Brian Parker, first to get Oxford-AstraZeneca vaccine
Brian Pinker, an 82-year-old retired maintenance manager, a dialysis patient, had the first Oxford AstraZeneca Covid-19 vaccine at Oxford’s Churchill Hospital administered by chief Nurse Sam Foster at 7:30GMT. More than half a million doses of the vaccine are ready for use on Monday, 04 January 2021.
Matt Hancock, Health Secretary, described the occasion as a “ pivotal moment” in the UK’s fight against the virus, as vaccines will help curb infections which can then allow restrictions to be lifted.
However, Prime Minister Boris Johnson has said regional restrictions in England are probably about to get even tougher” as the UK struggles to control a new, fast-spreading variant of the Covid-19 virus.

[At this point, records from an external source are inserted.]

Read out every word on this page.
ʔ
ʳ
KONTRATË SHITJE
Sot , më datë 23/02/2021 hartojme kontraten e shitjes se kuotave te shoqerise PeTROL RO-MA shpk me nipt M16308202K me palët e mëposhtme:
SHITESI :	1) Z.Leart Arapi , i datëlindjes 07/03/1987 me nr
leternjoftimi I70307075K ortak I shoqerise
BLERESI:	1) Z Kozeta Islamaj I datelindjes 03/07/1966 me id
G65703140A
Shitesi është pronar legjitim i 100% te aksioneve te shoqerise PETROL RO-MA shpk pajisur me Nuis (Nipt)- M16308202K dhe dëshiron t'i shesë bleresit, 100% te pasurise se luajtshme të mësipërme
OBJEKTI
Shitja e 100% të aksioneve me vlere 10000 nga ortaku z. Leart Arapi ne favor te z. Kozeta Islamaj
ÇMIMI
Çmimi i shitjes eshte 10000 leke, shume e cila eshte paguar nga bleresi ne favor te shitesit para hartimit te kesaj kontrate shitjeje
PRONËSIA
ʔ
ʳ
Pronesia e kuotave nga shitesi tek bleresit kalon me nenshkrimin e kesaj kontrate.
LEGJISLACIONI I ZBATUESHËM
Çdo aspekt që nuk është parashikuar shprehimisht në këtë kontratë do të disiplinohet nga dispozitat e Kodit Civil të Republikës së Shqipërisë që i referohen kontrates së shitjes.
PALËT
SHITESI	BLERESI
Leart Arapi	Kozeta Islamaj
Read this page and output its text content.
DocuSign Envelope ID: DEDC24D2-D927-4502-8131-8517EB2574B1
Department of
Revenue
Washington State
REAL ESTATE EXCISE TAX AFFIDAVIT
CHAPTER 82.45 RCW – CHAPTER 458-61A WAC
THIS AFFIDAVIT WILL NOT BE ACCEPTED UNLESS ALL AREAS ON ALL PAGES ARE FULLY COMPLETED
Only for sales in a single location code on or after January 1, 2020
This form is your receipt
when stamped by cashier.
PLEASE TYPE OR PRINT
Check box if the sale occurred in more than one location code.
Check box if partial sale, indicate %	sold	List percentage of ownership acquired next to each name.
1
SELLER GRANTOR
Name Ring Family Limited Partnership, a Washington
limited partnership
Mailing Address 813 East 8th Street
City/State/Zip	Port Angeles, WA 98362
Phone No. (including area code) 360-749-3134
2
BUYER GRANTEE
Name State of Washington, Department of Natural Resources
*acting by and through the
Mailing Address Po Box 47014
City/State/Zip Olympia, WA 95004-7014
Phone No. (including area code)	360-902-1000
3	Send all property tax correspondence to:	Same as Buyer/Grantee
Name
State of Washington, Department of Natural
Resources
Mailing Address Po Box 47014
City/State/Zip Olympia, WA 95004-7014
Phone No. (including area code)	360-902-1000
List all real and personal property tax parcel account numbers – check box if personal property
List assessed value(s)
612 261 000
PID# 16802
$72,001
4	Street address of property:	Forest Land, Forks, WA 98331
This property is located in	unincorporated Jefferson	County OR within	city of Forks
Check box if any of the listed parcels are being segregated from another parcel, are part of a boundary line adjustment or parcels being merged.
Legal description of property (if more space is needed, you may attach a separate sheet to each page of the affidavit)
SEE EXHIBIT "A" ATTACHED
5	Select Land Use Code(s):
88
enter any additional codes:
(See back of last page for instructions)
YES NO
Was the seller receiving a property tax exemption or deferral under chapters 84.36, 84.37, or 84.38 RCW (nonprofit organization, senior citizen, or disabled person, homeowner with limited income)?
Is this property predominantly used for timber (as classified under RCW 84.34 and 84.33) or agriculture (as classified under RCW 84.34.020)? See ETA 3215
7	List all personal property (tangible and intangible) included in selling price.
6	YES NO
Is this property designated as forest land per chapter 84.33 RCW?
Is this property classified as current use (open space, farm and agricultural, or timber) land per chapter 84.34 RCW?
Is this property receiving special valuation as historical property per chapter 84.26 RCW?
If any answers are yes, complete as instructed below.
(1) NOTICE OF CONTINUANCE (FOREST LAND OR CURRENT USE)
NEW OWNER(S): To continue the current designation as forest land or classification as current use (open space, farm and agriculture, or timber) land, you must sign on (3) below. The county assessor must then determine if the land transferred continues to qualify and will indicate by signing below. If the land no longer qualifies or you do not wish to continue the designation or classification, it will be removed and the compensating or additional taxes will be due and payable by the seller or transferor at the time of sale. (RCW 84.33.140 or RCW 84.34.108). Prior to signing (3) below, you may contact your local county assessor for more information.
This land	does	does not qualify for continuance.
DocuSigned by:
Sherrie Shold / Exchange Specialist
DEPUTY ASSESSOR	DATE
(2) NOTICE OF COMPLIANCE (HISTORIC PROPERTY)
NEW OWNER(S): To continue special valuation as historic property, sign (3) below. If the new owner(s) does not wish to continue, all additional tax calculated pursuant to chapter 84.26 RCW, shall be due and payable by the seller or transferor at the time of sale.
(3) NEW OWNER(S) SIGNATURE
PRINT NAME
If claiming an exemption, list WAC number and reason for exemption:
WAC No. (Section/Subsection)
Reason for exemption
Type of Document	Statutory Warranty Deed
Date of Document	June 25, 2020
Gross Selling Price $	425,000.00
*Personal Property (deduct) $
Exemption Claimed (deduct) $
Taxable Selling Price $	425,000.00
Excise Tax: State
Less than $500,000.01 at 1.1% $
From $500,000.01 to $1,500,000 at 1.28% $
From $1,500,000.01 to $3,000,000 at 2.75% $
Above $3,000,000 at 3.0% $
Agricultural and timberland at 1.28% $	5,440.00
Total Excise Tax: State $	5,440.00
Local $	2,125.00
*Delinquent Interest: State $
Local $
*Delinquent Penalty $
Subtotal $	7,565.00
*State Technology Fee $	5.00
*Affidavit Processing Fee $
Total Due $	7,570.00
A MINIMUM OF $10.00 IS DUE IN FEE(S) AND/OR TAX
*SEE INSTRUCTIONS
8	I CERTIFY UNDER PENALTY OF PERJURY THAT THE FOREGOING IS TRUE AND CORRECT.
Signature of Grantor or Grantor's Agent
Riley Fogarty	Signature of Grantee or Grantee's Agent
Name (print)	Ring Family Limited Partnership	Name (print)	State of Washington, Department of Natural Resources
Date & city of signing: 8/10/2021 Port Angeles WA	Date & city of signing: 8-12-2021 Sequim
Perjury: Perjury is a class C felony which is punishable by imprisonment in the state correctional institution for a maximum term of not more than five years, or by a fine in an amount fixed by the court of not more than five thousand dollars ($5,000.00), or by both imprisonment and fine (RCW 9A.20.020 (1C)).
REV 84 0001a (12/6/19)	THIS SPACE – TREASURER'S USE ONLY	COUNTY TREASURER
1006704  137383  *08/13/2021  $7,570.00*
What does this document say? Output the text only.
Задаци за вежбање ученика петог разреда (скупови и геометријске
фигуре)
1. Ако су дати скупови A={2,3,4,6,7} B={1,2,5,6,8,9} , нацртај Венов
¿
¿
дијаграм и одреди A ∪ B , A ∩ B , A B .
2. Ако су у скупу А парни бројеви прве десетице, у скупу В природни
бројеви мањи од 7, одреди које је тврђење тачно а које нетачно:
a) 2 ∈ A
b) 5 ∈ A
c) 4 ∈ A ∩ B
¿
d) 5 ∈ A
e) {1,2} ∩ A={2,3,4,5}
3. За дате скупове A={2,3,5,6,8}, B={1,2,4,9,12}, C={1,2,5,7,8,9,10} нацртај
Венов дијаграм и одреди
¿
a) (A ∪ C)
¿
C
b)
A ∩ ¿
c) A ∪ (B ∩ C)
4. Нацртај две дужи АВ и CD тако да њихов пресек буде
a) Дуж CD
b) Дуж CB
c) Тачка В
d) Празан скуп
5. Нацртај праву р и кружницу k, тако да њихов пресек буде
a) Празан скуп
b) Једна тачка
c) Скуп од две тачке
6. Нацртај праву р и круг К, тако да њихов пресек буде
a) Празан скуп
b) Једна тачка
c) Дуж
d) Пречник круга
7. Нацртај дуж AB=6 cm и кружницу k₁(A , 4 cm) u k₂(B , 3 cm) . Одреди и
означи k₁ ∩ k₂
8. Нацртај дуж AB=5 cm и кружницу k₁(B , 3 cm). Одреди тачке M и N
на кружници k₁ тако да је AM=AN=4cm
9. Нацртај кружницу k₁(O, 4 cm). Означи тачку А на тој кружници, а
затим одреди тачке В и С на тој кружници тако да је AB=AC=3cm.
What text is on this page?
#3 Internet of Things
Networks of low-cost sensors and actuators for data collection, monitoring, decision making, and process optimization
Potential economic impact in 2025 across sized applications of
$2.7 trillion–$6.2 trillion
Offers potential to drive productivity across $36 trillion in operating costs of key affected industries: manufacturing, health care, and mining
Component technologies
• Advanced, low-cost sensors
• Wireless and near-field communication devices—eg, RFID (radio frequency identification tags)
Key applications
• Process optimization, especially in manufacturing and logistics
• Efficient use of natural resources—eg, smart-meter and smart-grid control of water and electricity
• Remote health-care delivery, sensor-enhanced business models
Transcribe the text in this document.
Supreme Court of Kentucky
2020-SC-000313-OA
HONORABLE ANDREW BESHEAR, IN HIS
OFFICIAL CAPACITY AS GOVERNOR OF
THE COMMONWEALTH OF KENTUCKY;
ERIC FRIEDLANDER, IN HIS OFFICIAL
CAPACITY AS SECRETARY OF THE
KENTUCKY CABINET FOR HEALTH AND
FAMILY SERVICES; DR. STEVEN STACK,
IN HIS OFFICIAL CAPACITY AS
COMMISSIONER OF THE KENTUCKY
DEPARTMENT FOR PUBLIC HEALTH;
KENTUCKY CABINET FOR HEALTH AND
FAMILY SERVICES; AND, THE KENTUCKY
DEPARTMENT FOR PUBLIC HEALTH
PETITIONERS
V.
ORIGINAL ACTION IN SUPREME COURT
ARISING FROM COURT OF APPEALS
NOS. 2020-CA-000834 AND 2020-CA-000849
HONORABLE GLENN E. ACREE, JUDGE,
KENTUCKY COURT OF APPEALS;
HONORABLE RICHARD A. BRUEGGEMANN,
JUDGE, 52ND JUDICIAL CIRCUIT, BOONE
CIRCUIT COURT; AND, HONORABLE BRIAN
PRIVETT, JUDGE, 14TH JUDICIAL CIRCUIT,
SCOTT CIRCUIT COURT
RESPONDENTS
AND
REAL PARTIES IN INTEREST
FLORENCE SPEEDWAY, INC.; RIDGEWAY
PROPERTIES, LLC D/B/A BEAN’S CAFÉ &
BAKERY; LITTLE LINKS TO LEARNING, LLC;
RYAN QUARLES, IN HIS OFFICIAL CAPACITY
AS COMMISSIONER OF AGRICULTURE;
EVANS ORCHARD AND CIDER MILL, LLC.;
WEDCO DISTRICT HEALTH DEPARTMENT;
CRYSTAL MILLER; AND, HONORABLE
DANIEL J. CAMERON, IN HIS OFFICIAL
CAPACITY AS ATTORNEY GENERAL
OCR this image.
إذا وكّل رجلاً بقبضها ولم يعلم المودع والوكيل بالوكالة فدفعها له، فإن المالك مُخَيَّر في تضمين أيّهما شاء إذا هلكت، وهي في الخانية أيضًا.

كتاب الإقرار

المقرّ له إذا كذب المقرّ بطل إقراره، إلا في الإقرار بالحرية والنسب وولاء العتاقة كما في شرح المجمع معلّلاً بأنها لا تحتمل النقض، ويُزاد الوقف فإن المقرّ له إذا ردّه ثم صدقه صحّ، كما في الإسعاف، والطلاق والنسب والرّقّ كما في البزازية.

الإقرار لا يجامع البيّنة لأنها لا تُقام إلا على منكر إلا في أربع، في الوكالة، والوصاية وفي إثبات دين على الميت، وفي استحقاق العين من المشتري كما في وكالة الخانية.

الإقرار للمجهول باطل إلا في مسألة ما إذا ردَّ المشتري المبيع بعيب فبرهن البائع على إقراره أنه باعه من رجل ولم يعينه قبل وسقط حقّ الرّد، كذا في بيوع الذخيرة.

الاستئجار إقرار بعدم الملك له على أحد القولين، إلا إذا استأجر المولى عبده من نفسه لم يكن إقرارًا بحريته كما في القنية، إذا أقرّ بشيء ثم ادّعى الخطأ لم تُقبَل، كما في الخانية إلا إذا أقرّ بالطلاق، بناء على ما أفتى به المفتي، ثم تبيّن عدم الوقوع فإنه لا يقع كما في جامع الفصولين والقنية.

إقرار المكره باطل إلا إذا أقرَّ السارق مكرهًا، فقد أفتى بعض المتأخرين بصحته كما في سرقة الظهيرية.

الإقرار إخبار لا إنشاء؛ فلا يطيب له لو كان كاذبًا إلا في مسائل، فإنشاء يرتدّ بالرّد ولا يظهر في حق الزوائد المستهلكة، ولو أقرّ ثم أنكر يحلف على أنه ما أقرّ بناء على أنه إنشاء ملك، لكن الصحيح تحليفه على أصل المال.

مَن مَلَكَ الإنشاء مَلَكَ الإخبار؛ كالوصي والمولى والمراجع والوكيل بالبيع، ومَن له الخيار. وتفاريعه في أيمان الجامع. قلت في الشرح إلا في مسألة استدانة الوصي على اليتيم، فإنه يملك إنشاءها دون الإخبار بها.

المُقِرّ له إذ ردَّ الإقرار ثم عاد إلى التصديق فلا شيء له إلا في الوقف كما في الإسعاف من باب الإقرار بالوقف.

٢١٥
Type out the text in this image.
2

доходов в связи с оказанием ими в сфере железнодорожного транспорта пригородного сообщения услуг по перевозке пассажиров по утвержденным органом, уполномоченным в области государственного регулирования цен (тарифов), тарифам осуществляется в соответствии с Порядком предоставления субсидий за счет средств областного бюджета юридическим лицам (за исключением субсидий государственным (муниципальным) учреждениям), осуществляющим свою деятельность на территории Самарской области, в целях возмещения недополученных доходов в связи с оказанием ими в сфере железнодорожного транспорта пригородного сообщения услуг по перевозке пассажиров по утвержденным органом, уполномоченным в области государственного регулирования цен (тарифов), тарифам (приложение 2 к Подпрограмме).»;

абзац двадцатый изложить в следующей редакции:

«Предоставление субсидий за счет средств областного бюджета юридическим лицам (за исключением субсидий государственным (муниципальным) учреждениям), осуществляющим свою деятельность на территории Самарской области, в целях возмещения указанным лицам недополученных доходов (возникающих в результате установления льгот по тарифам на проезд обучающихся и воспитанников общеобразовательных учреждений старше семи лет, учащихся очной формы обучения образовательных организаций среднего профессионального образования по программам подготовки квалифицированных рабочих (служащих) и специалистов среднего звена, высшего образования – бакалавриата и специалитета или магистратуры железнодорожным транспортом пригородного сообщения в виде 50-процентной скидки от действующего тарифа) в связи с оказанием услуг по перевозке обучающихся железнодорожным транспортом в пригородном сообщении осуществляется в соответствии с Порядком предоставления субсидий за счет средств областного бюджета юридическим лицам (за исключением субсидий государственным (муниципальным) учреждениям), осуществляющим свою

On Sunday over 54,000 new confirmed Covid-19 cases were recorded in the UK for the sixth day running,
Professor Stephen Powis, National medical director of NHS England said he hopes the country may be able to get back to “normal ways of life” by the summer. “Like everybody, I ‘am hoping that when we get into the spring and into the summer we will be able to get more back towards those normal ways of life, as there’s no doubt at the moment that infection rates are high, the NHS is under severe pressure, particularly in London and parts of the South East where the new variant has been accelerating in transmission. In the rest of the country we’re also seeing pressure and of course the new variant has begun to spread”.
He described the Oxford-AstraZeneca vaccine as a “remarkable scientific achievement.”